1. Lemma Arbitration Protocol (LAP) — federation contradiction governance · 2. DomainBridge — cross-domain attestation (biomed → legal) · 3. RedactionBridge — differential-privacy at API surface for regulated industries · 4. Published refusal-correctness ground-truth benchmarks · 5. Continuous-domain integration_step calibration tables · 6. Per-domain density floors (formal numeric calibration) · 7. Validation-vs-inference cost margin model.

09 · Stream E — vision

Three maturity stages. Eight non-negotiables.

What we sell now.

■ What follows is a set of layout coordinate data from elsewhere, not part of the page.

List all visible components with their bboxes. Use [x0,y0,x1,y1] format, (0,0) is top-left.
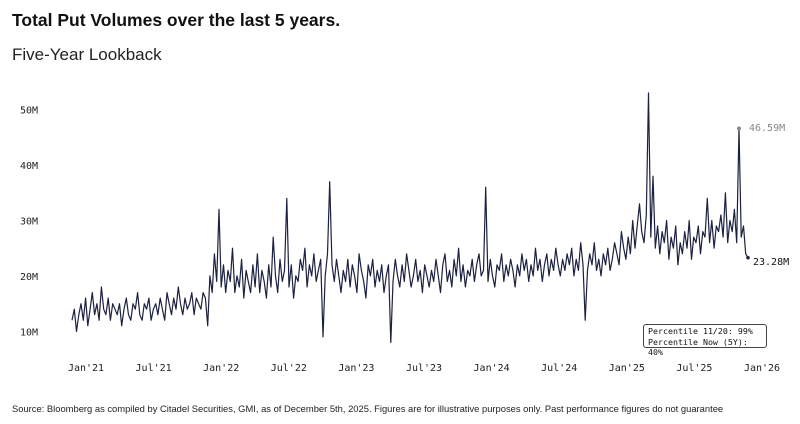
series-layer [71,92,750,344]
y-tick-label: 10M [20,327,38,338]
percentile-now-text: Percentile Now (5Y): 40% [648,336,748,358]
x-tick-label: Jul'22 [271,363,307,374]
series-line [71,92,749,344]
x-tick-label: Jan'25 [609,363,645,374]
x-tick-label: Jan'22 [203,363,239,374]
x-tick-label: Jul'25 [676,363,712,374]
last-value-label: 23.28M [753,257,790,268]
x-tick-label: Jan'26 [744,363,780,374]
x-tick-label: Jul'23 [406,363,442,374]
percentile-note: Percentile 11/20: 99% Percentile Now (5Y… [643,324,767,357]
x-tick-label: Jul'21 [136,363,172,374]
peak-value-label: 46.59M [749,123,786,134]
x-tick-label: Jan'21 [68,363,104,374]
x-tick-label: Jan'24 [474,363,510,374]
last-point-marker [746,255,750,260]
peak-marker [736,126,741,131]
x-tick-label: Jan'23 [338,363,374,374]
source-note: Source: Bloomberg as compiled by Citadel… [12,403,724,414]
x-axis: Jan'21 Jul'21 Jan'22 Jul'22 Jan'23 Jul'23 Jan'… [68,363,780,374]
percentile-1120-text: Percentile 11/20: 99% [648,326,753,336]
y-axis: 10M 20M 30M 40M 50M [20,106,38,339]
x-tick-label: Jul'24 [541,363,577,374]
chart-title: Total Put Volumes over the last 5 years. [12,10,341,30]
y-tick-label: 40M [20,161,38,172]
chart-subtitle: Five-Year Lookback [12,45,162,64]
y-tick-label: 30M [20,217,38,228]
y-tick-label: 50M [20,106,38,117]
y-tick-label: 20M [20,272,38,283]
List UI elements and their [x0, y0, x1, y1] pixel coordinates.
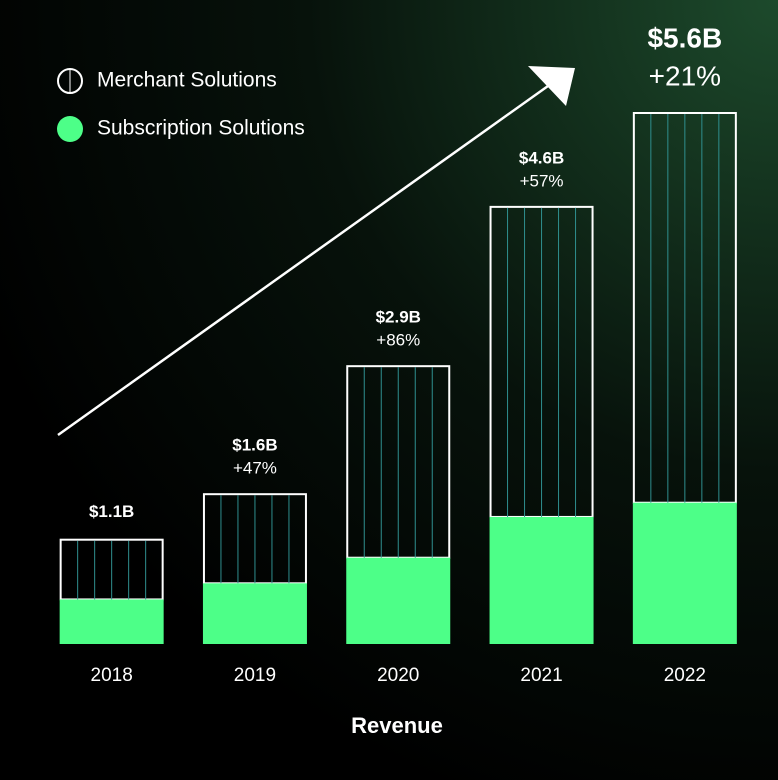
- x-tick-label: 2021: [520, 665, 562, 686]
- bar-segment: [202, 583, 307, 644]
- total-label: $4.6B: [519, 148, 564, 167]
- bar-segment: [489, 516, 594, 644]
- trend-arrow: [57, 84, 549, 437]
- x-tick-label: 2022: [664, 665, 706, 686]
- total-label: $2.9B: [376, 308, 421, 327]
- growth-label: +57%: [520, 171, 564, 190]
- growth-label: +86%: [376, 331, 420, 350]
- arrow-head: [528, 66, 575, 106]
- bar-segment: [59, 599, 164, 644]
- legend-label: Merchant Solutions: [97, 69, 277, 92]
- x-tick-label: 2018: [91, 665, 133, 686]
- total-label: $1.6B: [232, 436, 277, 455]
- legend-swatch: [57, 116, 83, 142]
- growth-label: +47%: [233, 459, 277, 478]
- legend-label: Subscription Solutions: [97, 117, 305, 140]
- growth-label: +21%: [649, 60, 721, 91]
- bar-segment: [632, 502, 737, 644]
- x-tick-label: 2019: [234, 665, 276, 686]
- chart-title: Revenue: [351, 713, 443, 738]
- total-label: $1.1B: [89, 502, 134, 521]
- bar-segment: [346, 557, 451, 644]
- total-label: $5.6B: [647, 22, 722, 53]
- x-tick-label: 2020: [377, 665, 419, 686]
- legend-swatch: [57, 68, 83, 94]
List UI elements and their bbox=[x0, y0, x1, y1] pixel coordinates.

What we don't yet.

Decision support

production now

Verify · Modulum Solo · Legal Endpoint. Customer holds the decision; Hypernym attests claim validity.

Attestable recommendation

production post-GA

System proposes; customer ratifies; receipt commits. The substrate flywheel.

Autonomous execution

long-horizon

NOT in core pitch until refusal · do-calculus · M5 gear · attestation closures pass benchmarks. Long-term arc, not 2026 marketing.

1. Substrate ownership

Customer corpus belongs to customer. Lemmas commit to federation only by stake.

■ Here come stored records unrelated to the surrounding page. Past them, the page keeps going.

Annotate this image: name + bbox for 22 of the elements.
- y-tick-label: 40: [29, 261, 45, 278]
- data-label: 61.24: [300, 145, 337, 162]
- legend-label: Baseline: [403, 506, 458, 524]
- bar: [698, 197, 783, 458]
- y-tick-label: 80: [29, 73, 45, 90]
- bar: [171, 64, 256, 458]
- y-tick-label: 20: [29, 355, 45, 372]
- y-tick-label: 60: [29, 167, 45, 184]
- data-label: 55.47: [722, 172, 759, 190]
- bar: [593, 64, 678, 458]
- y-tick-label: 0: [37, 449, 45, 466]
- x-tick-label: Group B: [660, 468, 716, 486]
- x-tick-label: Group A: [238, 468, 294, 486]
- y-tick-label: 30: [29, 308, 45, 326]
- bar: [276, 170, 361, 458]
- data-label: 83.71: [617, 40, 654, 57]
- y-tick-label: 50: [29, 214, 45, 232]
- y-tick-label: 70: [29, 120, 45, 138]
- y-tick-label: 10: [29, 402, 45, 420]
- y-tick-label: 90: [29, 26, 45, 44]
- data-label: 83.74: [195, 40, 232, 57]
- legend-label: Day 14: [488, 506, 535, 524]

2. Refusal as first-class output

Refusal is a feature, not a defect. Sales motion frames "we refuse, they hallucinate."

3. Calibrated confidence

ECE published, not scalar. Calibration class on every cell.

4. Provenance hashing

Deterministic audit replay. Hash chains over inputs / outputs / validation trace.

5. Audit replay

90-day deterministic minimum. Required by FDA / courts / regulators.

6. Cross-domain bridges

Typed, attested. Gear · Scale · Causal · Domain · Refusal · Redaction.

7. Invariant preservation

Hard constraints cannot be violated. compose() refuses on invariant violation.

8. Economic closure

Anti-poisoning + anti-hoarding economics. Otherwise federation degrades to centralized arbitrage.

10 · Unifying KPI

Cost per accepted transition under audit

Codex R1+R2 origin. Collapses Streams A/B/C/D into one optimization target.

Every algebraic refinement, product wedge, runtime mode, world-model bet judged by the same scalar. CPAT ties all five streams to one executive dashboard.

accepted_transitions_count = decisive verdicts only. Refused / underdetermined are excluded from CPAT but counted toward the orthogonal second-axis KPI: refusal-correctness. Together they form the substrate-product fitness scalar: CPAT × refusal-correctness × ECE.

R16 commitment: every product surface (Verify, Solo, Edge, Legal, Federated Graph) reports CPAT to the Cost-Tracker (paperclip) per dispatch.

CPAT = (
  substrate_retrieval_cost +
  decomposition_cost +
  validation_cost +
  bridge_check_cost +
  federation_hop_cost +
  attestation_cost
) / accepted_transitions_count

// per dispatch · per product surface
// reported to paperclip cost-tracker
11 · Closing

The corpus is the moat

Every product Hypernym ships either produces VTCs, consumes VTCs, or composes them. Anything that doesn't is cash extraction or a distribution experiment — not core strategy.

VTC strictly extends Hypercore — PDS units feed VTCs as state types. The two corpora reinforce each other and grow monotonically with every Verify call. Federation activates after R17 closes LAP and the bridge family.